Postado por Ari Schneider  /   outubro 31, 2019  /   Postado em Geral  /   Nenhum comentário

Na justificativa, Executivo explica que medida resultaria em aumento de R$ 0,28 na tarifa

: Executivo veta PL que exige presença de cobradores em ônibus das linhas municipais – Crédito: Marcelo Duarte/JFR.

No início do mês, a Câmara de Novo Hamburgo aprovou por unanimidade projeto de lei assinado pelos vereadores Enio Brizola (PT) e Nor Boeno (PT) que impede que as concessionárias do transporte coletivo no Município incumbam aos motoristas a atribuição simultânea de condução do veículo e cobrança das passagens. A prefeita Fátima Daudt, contudo, exerceu seu poder de veto, alegando vício de iniciativa e contrariedade ao interesse público. O texto assinado pela chefe do Executivo foi apreciado pela Comissão de Constituição, Justiça e Redação (Cojur) em reunião na última segunda-feira, 28. O veto integral será analisado em plenário, onde só poderá ser derrubado pela decisão de oito vereadores.

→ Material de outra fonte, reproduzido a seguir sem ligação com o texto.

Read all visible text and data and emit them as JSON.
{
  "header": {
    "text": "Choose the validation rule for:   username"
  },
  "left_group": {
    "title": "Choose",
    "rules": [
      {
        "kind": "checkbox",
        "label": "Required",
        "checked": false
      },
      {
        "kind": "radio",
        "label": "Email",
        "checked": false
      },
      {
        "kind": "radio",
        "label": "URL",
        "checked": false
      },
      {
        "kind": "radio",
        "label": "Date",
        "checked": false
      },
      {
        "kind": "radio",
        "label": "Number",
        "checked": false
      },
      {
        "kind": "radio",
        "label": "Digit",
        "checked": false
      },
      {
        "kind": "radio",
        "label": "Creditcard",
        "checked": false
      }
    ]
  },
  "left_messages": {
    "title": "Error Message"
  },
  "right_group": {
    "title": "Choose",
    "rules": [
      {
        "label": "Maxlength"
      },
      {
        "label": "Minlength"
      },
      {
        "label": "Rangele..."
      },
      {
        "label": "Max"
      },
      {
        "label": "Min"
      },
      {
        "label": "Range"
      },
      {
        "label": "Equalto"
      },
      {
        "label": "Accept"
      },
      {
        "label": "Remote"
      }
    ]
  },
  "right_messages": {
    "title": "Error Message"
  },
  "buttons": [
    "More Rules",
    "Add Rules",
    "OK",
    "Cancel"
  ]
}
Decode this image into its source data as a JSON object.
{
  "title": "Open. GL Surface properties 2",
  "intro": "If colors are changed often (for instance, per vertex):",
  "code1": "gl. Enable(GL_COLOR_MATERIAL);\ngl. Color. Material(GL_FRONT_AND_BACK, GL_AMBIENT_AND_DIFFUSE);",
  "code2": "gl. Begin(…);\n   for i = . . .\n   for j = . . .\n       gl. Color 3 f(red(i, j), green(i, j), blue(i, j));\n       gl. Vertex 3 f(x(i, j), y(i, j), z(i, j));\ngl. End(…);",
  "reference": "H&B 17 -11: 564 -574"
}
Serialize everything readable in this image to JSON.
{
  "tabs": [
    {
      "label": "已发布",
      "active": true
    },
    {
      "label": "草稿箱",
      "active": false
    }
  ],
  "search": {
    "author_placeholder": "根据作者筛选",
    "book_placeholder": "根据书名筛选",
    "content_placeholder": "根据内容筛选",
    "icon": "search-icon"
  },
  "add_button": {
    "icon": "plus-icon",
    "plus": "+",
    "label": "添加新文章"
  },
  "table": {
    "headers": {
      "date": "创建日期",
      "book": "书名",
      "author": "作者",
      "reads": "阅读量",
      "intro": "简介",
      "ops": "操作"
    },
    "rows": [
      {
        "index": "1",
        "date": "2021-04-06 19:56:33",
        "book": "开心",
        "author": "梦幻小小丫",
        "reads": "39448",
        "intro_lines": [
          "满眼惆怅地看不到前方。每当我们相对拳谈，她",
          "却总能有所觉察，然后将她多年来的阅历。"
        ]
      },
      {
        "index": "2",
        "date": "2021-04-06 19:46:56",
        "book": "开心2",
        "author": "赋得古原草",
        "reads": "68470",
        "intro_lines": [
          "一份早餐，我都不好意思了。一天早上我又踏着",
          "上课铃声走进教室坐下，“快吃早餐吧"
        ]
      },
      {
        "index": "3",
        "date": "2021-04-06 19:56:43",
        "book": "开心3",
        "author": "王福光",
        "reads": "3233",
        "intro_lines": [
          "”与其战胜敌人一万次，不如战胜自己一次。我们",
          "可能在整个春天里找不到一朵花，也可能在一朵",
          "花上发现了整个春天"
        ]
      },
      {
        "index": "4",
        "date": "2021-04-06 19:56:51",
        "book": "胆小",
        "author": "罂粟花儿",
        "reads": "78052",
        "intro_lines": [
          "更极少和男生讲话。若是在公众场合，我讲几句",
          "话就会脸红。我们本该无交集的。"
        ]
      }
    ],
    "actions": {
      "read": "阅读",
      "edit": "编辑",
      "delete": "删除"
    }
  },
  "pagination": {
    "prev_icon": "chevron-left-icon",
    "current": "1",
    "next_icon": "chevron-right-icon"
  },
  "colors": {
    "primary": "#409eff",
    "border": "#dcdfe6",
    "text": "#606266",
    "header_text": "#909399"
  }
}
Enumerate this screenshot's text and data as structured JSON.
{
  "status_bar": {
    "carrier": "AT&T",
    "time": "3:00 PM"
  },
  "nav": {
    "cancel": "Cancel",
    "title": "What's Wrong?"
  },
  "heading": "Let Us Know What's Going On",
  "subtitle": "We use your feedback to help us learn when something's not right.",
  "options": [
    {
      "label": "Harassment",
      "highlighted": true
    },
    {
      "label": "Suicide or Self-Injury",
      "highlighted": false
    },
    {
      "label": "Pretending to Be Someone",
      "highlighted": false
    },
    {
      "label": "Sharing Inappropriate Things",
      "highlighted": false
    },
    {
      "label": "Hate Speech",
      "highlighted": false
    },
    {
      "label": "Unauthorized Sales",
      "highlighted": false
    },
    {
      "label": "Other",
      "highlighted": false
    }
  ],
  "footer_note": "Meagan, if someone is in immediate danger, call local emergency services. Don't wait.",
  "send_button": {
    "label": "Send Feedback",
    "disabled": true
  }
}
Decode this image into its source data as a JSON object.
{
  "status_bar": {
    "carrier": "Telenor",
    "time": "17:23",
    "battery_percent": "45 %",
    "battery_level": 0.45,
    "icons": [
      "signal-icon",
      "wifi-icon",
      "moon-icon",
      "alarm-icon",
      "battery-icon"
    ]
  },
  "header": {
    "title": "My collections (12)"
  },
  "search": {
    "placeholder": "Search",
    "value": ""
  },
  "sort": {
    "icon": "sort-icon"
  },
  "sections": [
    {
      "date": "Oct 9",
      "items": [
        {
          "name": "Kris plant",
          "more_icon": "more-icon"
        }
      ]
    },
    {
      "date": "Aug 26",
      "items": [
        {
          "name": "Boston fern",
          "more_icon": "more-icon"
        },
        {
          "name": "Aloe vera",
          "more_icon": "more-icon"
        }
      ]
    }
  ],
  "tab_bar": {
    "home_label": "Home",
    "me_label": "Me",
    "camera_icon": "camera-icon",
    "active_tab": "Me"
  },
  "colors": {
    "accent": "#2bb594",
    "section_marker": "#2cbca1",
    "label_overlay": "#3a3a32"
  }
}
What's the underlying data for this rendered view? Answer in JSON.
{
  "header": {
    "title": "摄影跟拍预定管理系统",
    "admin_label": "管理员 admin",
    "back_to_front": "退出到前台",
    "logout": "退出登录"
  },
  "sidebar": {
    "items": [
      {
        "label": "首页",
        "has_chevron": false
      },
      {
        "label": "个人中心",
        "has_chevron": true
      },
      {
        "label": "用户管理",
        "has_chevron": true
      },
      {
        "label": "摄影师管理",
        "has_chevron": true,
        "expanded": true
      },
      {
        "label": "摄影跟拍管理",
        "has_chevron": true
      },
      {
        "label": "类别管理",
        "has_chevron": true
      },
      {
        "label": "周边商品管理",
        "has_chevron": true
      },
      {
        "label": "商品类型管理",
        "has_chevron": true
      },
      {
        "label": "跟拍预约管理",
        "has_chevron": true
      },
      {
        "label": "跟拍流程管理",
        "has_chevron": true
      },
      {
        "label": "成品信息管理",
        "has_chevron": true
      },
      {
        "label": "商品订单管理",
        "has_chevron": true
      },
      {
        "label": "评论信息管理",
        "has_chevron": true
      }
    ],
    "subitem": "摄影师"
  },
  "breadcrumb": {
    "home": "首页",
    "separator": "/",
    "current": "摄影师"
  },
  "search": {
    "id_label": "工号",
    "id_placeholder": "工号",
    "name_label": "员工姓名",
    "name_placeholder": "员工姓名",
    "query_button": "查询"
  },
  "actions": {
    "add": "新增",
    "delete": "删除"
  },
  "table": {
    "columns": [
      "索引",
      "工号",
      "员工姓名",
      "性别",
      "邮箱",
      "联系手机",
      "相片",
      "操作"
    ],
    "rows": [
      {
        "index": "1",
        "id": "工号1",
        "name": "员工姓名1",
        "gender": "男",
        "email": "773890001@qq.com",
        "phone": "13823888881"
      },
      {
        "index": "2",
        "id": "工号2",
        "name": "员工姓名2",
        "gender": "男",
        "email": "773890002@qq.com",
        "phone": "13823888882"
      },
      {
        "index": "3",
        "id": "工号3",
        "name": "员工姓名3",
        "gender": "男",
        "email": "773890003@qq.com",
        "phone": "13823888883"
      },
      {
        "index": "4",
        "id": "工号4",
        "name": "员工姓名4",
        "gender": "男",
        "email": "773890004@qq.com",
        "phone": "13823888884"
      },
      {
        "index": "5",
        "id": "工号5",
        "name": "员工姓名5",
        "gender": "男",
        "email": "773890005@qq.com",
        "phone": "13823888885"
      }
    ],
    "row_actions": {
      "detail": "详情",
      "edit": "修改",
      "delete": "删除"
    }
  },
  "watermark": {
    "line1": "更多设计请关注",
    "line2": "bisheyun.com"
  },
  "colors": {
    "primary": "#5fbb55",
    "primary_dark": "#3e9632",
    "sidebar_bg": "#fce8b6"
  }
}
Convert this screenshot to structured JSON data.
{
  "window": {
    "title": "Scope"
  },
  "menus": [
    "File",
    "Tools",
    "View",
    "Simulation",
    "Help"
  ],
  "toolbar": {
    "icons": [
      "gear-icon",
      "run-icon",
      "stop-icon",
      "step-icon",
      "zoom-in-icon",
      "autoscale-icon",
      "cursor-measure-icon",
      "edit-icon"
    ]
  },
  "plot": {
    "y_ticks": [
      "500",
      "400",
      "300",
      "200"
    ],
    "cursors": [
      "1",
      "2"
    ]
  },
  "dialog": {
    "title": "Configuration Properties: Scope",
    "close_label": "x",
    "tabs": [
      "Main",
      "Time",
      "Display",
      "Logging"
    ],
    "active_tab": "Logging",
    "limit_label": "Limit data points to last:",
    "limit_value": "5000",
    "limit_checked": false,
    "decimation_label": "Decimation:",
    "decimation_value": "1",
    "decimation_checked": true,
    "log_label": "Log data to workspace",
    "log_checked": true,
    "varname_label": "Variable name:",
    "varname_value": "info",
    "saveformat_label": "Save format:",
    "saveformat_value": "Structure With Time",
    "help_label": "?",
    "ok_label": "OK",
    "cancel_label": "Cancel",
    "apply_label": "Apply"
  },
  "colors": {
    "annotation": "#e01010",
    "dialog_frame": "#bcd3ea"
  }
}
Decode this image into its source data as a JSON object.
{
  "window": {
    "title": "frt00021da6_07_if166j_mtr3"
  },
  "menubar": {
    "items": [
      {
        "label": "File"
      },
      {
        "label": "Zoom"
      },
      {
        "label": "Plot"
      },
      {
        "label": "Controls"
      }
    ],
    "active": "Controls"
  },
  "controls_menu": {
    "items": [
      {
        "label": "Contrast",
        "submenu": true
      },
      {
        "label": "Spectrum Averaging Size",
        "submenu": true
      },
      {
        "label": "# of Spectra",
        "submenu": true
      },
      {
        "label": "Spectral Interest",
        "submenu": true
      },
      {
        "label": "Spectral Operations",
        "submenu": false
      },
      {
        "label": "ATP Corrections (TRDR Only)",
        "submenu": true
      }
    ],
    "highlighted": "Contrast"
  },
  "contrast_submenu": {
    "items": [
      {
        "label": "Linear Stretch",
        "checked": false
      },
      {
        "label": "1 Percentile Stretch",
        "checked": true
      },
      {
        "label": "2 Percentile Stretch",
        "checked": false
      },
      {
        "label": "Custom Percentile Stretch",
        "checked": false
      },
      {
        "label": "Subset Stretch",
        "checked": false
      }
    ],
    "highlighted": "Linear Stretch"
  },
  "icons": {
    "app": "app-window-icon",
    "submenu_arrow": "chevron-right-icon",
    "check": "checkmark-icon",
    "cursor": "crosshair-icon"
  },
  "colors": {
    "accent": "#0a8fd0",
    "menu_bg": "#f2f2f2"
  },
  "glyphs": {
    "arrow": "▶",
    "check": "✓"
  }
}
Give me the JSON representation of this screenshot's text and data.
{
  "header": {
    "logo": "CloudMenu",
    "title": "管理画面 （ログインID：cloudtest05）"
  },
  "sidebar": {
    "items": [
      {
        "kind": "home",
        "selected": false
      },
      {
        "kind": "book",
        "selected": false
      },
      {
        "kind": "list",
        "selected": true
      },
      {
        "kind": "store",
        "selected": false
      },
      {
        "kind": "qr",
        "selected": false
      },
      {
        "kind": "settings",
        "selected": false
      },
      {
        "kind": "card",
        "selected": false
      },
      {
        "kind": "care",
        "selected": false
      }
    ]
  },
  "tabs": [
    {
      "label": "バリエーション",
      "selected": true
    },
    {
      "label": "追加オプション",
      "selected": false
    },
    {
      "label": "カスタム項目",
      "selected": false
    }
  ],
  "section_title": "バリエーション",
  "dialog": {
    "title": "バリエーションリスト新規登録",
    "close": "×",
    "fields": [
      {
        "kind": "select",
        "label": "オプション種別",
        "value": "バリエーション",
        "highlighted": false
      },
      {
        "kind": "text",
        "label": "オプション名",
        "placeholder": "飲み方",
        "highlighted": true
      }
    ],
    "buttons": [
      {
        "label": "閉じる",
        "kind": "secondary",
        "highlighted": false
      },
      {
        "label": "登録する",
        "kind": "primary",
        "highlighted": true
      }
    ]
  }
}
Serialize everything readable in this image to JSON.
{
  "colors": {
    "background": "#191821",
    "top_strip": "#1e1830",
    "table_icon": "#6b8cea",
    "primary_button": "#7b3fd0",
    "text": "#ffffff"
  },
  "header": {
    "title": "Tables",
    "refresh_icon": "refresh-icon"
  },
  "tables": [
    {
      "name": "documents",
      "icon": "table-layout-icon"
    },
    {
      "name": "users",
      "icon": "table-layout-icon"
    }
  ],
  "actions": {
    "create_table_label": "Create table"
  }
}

A Prefeitura argumenta que as imposições do Projeto de Lei nº 1/2019 caracterizam-se como critérios de concessão dos serviços públicos, cuja definição caberia exclusivamente ao Executivo. Dessa forma, a norma não poderia ser proposta por um ou mais vereadores. Além disso, a mensagem de veto acrescenta que a matéria invade competência da União, ao legislar sobre trabalho, trânsito e transporte, e gera elevação do valor dos contratos na área. Mesmo considerando a exceção permitida pelo projeto para que seja dispensada a figura do cobrador em micro-ônibus com única porta, o Executivo estima necessidade de aumento da tarifa de R$ 3,85 para R$ 4,13 com a medida.

 

Derrubada de veto

Caso seja derrubado o veto, o projeto imporá às empresas prazo de 180 dias para providenciar a adaptação dos veículos e do quadro de pessoal, mas sem a opção de reduzir a frota alegando inadequação dos coletivos. O descumprimento implicará advertência por escrito, inicialmente, podendo chegar a sanções estipuladas pelo Executivo em caso de reincidência. Brizola e Nor ressaltam que a intenção é evitar problemas de saúde aos motoristas, potencializados por estresse, tensão nervosa e sobrecarga de trabalho, e eventuais atrasos no cumprimento do percurso. Os vereadores também entendem que a dupla função dificulta o atendimento às pessoas com deficiência, idosos, gestantes e crianças, precarizando o serviço.